Recall context and produce an LLM answer in a single round trip.
POST /v1/answer
Recall against the memory log, feed the assembled context through a type-routed system prompt, and return the LLM's answer along with cost and timing telemetry. This is the endpoint that powers question-answering on top of CortexDB.

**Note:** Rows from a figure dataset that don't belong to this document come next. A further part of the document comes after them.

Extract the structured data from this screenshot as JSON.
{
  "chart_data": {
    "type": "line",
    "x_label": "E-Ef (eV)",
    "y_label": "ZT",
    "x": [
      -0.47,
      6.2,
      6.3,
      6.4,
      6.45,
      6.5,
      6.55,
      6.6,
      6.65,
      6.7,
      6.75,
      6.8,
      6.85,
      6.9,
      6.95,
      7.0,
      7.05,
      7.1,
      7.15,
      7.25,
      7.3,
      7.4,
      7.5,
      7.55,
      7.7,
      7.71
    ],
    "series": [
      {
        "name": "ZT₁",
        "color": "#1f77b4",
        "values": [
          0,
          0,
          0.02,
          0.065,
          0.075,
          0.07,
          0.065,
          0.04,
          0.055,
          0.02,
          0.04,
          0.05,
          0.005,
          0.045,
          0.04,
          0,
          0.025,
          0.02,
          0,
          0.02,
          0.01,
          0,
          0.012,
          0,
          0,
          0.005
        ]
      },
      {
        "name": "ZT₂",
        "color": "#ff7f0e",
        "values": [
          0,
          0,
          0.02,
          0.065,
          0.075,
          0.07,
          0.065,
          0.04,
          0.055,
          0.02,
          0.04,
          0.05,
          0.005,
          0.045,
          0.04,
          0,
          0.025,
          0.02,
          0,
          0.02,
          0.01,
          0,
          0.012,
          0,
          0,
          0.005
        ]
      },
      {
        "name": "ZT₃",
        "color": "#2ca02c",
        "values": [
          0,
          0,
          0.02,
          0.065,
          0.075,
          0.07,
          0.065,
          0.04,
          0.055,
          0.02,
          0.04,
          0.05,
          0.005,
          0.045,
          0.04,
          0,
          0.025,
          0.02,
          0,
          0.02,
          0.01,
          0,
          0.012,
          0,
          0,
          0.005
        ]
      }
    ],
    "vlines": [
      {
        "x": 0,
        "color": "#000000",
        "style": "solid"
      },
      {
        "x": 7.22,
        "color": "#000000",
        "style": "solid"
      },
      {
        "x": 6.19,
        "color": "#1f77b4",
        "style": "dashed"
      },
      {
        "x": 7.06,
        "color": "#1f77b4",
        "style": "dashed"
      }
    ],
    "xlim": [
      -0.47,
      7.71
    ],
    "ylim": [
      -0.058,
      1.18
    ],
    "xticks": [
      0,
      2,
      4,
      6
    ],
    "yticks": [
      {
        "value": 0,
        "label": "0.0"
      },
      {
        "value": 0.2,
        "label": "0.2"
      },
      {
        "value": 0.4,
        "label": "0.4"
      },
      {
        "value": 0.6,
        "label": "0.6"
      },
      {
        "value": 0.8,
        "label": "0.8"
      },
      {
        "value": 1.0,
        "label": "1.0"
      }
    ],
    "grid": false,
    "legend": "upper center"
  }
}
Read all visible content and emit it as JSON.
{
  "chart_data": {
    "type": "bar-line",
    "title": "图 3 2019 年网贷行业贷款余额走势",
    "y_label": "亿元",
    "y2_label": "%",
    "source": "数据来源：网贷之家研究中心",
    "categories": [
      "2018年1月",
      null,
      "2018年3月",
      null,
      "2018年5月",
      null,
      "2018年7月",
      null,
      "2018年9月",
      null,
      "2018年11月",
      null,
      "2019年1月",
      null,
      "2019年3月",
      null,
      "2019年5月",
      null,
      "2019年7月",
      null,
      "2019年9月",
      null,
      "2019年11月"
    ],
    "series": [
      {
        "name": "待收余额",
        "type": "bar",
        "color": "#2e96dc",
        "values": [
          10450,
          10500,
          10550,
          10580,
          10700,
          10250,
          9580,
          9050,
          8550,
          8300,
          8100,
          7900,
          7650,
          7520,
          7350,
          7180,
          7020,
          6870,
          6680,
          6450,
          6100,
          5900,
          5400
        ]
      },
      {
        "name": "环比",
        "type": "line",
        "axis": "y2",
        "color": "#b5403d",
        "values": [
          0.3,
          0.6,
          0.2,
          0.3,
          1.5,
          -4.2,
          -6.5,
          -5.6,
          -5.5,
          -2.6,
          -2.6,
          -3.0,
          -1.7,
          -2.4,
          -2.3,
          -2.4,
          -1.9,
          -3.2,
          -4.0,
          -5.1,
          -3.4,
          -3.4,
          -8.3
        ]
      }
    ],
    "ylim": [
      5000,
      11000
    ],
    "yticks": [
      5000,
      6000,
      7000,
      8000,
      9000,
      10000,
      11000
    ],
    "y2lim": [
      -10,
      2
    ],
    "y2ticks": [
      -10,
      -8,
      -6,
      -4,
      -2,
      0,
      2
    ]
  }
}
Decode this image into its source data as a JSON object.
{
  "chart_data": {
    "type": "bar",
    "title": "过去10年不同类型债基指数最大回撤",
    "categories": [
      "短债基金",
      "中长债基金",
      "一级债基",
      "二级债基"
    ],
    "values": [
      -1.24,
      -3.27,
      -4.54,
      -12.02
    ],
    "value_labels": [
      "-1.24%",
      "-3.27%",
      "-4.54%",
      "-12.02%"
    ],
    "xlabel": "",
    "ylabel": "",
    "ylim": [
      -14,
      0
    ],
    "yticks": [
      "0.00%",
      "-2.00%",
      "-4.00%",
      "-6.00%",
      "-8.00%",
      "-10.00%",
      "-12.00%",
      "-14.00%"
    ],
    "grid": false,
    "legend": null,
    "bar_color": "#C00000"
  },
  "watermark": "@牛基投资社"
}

For raw retrieval without an LLM step, use POST /v1/recall.
Request
POST /v1/answer
Content-Type: application/json
Authorization: Bearer <api-key>
{
"query": "When did we migrate the payments service off PostgreSQL?",
"question_type": "temporal-reasoning",
"question_date": "2026-05-14",
"max_recall_tokens": 8000,
"max_output_tokens": 1500,
"temperature": 0.0
}
| Field | Type | Required | Description |
|---|---|---|---|
| query | string | Yes | The question to answer |
| tenant_id | string | No | Sub-tenant scope |
| namespace | string | No | Alias for tenant_id |
| question_type | string | No | One of single-session-user, single-session-assistant, single-session-preference, knowledge-update, temporal-reasoning, multi-session. Routes the answer prompt; unknown values fall through to the default prompt. |
| max_recall_tokens | integer | No | Recall budget before prompt assembly (default 8000) |
| max_output_tokens | integer | No | LLM response cap (default 1500) |
| temperature | float | No | Anchor temperature (default 0.0) |
| verify_temps | float[] | No | Extra temperatures for self-consistency voting. Default [0.4, 0.7] (3-way vote). Pass [] to disable verification. |
| verify_types | string[] | No | Restrict self-consistency voting to these question_type values. Pass ["*"] to always vote. |
| question_date | string | No | The date the client wants the model to treat as "today" (ISO-8601). Required for accurate temporal-reasoning answers. |
| include_context | boolean | No | Include the assembled recall context in the response (large; default false) |
| disable_ms_executor | boolean | No | Bypass the multi-session executor for this request |
Response
{
"answer": "The payments service migrated to CockroachDB on 2026-03-15. The cutover took ~7 weeks from the initial decision (2026-01-28).",
"question_type": "temporal-reasoning",
"context_length": 8742,
"recall_latency_ms": 2868,
"generation_latency_ms": 2545,
"model": "anthropic/claude-opus-4-6",
"tokens_input": 9608,
"tokens_output": 412,
"cost_usd": 0.1234
}
| Field | Type | Description |
|---|---|---|
| answer | string | Final LLM answer (after self-consistency vote, if enabled) |
| question_type | string | Echoed back; useful when the server falls back to the default prompt |
| context_length | integer | Character length of the recall context fed to the model |
| recall_latency_ms | integer | Time spent on retrieval + scoring + reranking |
| generation_latency_ms | integer | Time spent in the LLM call (sum across anchor + verify samples) |
| model | string | Provider-prefixed model id, e.g. anthropic/claude-opus-4-6 |
| tokens_input / tokens_output | integer | Token usage as reported by the router |
| cost_usd | float | USD cost as reported by the router; 0.0 when the router doesn't track cost |
| context | string? | Only present when include_context: true |
Defaults at the server
The default answer model in the canonical production configuration is Claude Opus 4.6 (per docs/REPRODUCE_LONGMEMEVAL_93_8.md). For cost-sensitive workloads, set CORTEX_ANSWER_MODEL=claude-sonnet-4-6 server-side — 92.8% accuracy on LongMemEval-S at roughly 4× lower cost.